NVlabs / SPADE

Semantic Image Synthesis with SPADE
https://nvlabs.github.io/SPADE/
Other
7.61k stars 982 forks source link

[Idea] Crowd-training of unreleased Flickr landscape model #17

Open sidyakinian opened 5 years ago

sidyakinian commented 5 years ago

As you probably know, Flickr landscape pre-trained model could not be released in this repo. But that model can draw landscapes with unbelievable quality, much higher than that of coco-stuff, due to training on 40k Flickr images; the fact that it hasn't been released is disappointing.

Some of us probably want to train it yourself. (Me for one, and also @Lokiiiiii brought this up) Typically it would cost a few thousand dollars. Thankfully, Product Hunt offers a paid subscription which basically offers $5000 AWS credits for $720: https://www.producthunt.com/ship#launch (Product Hunt Ship Pro, yearly subscription)

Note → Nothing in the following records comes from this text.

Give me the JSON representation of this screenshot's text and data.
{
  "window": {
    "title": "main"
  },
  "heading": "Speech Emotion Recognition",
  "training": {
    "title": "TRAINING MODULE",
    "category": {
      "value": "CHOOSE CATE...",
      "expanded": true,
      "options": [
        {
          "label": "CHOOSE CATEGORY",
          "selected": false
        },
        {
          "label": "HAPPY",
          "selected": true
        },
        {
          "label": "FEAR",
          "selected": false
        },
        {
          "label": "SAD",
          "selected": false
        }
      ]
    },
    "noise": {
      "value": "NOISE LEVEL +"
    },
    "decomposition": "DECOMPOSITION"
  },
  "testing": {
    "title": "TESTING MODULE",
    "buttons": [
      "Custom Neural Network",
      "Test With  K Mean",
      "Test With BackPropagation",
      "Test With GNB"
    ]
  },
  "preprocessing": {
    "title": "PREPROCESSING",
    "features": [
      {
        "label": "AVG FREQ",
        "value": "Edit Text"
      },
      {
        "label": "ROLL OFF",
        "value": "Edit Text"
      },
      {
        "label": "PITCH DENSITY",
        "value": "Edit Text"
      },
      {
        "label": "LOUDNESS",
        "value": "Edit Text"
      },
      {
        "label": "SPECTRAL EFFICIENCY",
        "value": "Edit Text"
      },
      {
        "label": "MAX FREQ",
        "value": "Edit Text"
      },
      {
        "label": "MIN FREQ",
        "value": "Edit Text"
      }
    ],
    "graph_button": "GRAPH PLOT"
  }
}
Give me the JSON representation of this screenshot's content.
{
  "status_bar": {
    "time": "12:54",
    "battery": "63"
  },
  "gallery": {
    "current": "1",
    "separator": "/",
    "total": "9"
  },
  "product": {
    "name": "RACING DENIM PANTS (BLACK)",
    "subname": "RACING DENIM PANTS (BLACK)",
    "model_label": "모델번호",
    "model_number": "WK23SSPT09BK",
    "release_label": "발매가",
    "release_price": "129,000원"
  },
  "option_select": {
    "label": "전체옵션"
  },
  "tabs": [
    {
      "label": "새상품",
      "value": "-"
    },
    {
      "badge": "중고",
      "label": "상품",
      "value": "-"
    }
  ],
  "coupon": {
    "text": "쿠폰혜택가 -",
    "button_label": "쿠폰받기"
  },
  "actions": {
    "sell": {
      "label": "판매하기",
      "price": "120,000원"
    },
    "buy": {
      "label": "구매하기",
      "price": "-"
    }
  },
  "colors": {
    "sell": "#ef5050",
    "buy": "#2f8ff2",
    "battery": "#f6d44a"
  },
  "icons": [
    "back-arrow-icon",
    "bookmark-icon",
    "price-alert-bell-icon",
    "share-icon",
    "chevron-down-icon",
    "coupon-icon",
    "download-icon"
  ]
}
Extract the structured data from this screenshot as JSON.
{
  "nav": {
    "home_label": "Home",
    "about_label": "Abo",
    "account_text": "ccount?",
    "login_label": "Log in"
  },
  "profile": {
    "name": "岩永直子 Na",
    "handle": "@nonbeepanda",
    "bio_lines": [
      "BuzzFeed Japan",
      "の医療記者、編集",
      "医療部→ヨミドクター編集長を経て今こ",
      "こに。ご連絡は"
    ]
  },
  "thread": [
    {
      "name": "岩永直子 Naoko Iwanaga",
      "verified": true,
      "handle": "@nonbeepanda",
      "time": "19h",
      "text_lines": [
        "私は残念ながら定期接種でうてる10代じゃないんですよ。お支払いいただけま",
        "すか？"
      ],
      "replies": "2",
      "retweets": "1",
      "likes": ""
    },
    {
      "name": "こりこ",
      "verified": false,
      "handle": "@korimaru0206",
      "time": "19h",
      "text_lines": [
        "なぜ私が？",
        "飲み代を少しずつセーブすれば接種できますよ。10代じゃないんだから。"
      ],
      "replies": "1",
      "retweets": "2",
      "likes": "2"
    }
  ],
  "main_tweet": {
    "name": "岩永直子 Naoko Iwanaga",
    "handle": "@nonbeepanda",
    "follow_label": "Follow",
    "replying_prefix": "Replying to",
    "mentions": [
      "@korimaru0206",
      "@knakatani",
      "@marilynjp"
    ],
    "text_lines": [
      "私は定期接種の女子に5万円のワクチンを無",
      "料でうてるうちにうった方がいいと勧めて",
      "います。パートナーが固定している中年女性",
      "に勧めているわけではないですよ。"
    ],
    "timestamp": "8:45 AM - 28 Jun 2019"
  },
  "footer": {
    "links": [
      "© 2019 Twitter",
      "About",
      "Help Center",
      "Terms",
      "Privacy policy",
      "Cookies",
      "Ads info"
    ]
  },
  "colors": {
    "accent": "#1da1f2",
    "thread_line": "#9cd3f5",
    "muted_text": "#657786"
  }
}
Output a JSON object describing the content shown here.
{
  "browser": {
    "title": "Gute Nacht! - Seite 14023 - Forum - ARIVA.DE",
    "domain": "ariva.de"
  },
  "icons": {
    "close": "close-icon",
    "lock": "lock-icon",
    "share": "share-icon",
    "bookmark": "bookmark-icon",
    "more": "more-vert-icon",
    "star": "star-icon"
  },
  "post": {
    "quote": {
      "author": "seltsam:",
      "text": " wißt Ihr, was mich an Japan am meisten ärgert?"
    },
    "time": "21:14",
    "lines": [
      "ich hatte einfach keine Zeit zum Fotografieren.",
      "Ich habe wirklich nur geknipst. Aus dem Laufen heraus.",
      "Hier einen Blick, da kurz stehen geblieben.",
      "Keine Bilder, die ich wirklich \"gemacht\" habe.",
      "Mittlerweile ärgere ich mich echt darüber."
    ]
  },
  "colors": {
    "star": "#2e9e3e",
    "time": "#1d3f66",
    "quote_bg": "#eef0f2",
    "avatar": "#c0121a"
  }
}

This gets the cost down to $720, but it's still a lot. Since a few of us are going to do the same exact thing, why don't we train the model together and share the cost? $720 split among 5 people is already $144, which is fair for such a powerful model.

Once we have a few people in, we can start a crowdfunding campaign, pledge funds, train the model and share it among us.

What do you think of this?

code-de commented 5 years ago

That's a great idea! Count me in.

hologerry commented 5 years ago

And me.

banyet1 commented 5 years ago

Also count me in.

rslowinski commented 5 years ago

on what license such model would be?

sidyakinian commented 5 years ago

on what license such model would be?

@ares97 Likely the same license that SPADE was released under

sidyakinian commented 5 years ago

Okay, looks like we have a few people. Let's form a group chat in some messenger to discuss the next steps. @code-de, @hologerry, and @banyet1, would you please email me or just comment here which few messengers among these you find convenient?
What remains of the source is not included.